Regionalmente, o fim do Apartheid acabou com grande parte do conflito da África Austral, e permitiu aos estados de governo negro unirem-se numa cooperação muito maior para o desenvolvimento social e económico.

A intervenção das tropas sul-africanas (e mercenários) em toda a África também foi muito reduzida. Contudo, o conflito continuou em muitas áreas de África, assim como as operações da União Africana e cada vez mais o Comando Africano dos Estados Unidos.

Meanwhile, though still a regional hegemon, South Africa post-Apartheid failed to effective support neighbouring democracies, allowing questionable regimes such as Mugabe’s ZANU-PF in Zimbabwe to persist without adequate intervention. A África Austral, recentemente estável, estava também cada vez mais aberta ao comércio e ao investimento da China – o seu maior alcance global e influência num resultado imprevisto da liberdade em muitos países em desenvolvimento.

Nacionalmente, embora entrando no poder com princípios que procuravam a redistribuição da riqueza e uma elevação geral do nível de vida, o ANC abraçou gradualmente políticas neoliberais que só levaram a um aumento da pobreza e da desigualdade na África do Sul ao longo das últimas duas décadas.

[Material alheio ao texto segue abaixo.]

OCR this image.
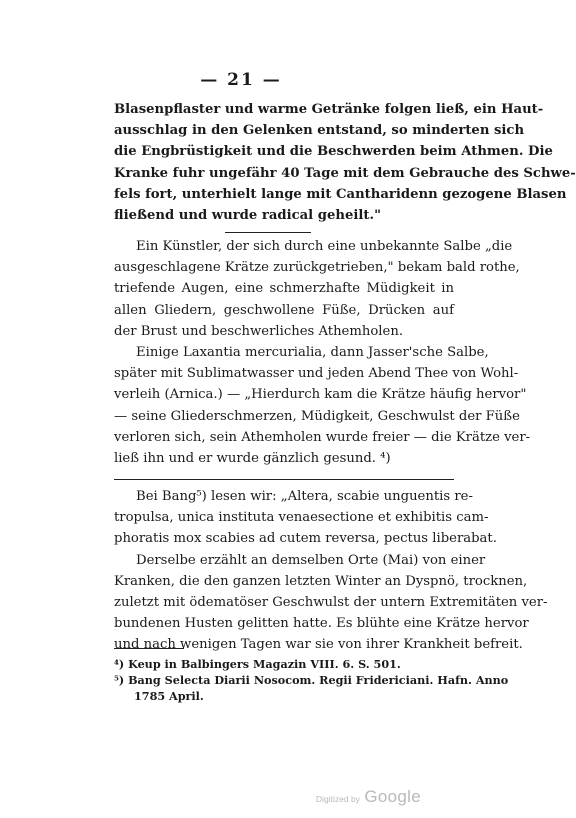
— 21 —
Blasenpflaster und warme Getränke folgen ließ, ein Haut-
ausschlag in den Gelenken entstand, so minderten sich
die Engbrüstigkeit und die Beschwerden beim Athmen. Die
Kranke fuhr ungefähr 40 Tage mit dem Gebrauche des Schwe-
fels fort, unterhielt lange mit Cantharidenn gezogene Blasen
fließend und wurde radical geheilt."
Ein Künstler, der sich durch eine unbekannte Salbe „die
ausgeschlagene Krätze zurückgetrieben," bekam bald rothe,
triefende Augen, eine schmerzhafte Müdigkeit in
allen Gliedern, geschwollene Füße, Drücken auf
der Brust und beschwerliches Athemholen.
Einige Laxantia mercurialia, dann Jasser'sche Salbe,
später mit Sublimatwasser und jeden Abend Thee von Wohl-
verleih (Arnica.) — „Hierdurch kam die Krätze häufig hervor"
— seine Gliederschmerzen, Müdigkeit, Geschwulst der Füße
verloren sich, sein Athemholen wurde freier — die Krätze ver-
ließ ihn und er wurde gänzlich gesund. ⁴)
Bei Bang⁵) lesen wir: „Altera, scabie unguentis re-
tropulsa, unica instituta venaesectione et exhibitis cam-
phoratis mox scabies ad cutem reversa, pectus liberabat.
Derselbe erzählt an demselben Orte (Mai) von einer
Kranken, die den ganzen letzten Winter an Dyspnö, trocknen,
zuletzt mit ödematöser Geschwulst der untern Extremitäten ver-
bundenen Husten gelitten hatte. Es blühte eine Krätze hervor
und nach wenigen Tagen war sie von ihrer Krankheit befreit.
⁴) Keup in Balbingers Magazin VIII. 6. S. 501.
⁵) Bang Selecta Diarii Nosocom. Regii Fridericiani. Hafn. Anno
1785 April.
Digitized by Google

O domínio esmagador do governo do ANC ao longo deste período – com uma maioria absoluta – asfixiou o desenvolvimento de uma democracia parlamentar efectiva (embora a sociedade civil sul-africana permaneça vibrante e activa). E a corrupção em todo o ANC e no Estado sul-africano tornou-se endémica. Embora as narrativas de “genocídio branco” na África do Sul não sejam apoiadas por factos, embora o crime e a inimizade racial permaneçam virulentos na sociedade sul-africana. Mas, a África do Sul também persiste como um dos países mais multiculturais e inclusivos do mundo.

Apesar dos seus problemas, a África do Sul é uma nação com uma história de luta inspiradora – embora uma visão precisa do passado e do presente do país exija o envolvimento com muitas complexidades.

O exemplo sul-africano ilumina realidades por vezes desagradáveis da história, bem como aspectos duradouros da natureza humana. Para aqueles que estão dispostos a buscar os detalhes e contemplar as contradições, o fim do Apartheid deixa um legado de insight mais valioso em nossa turbulenta era.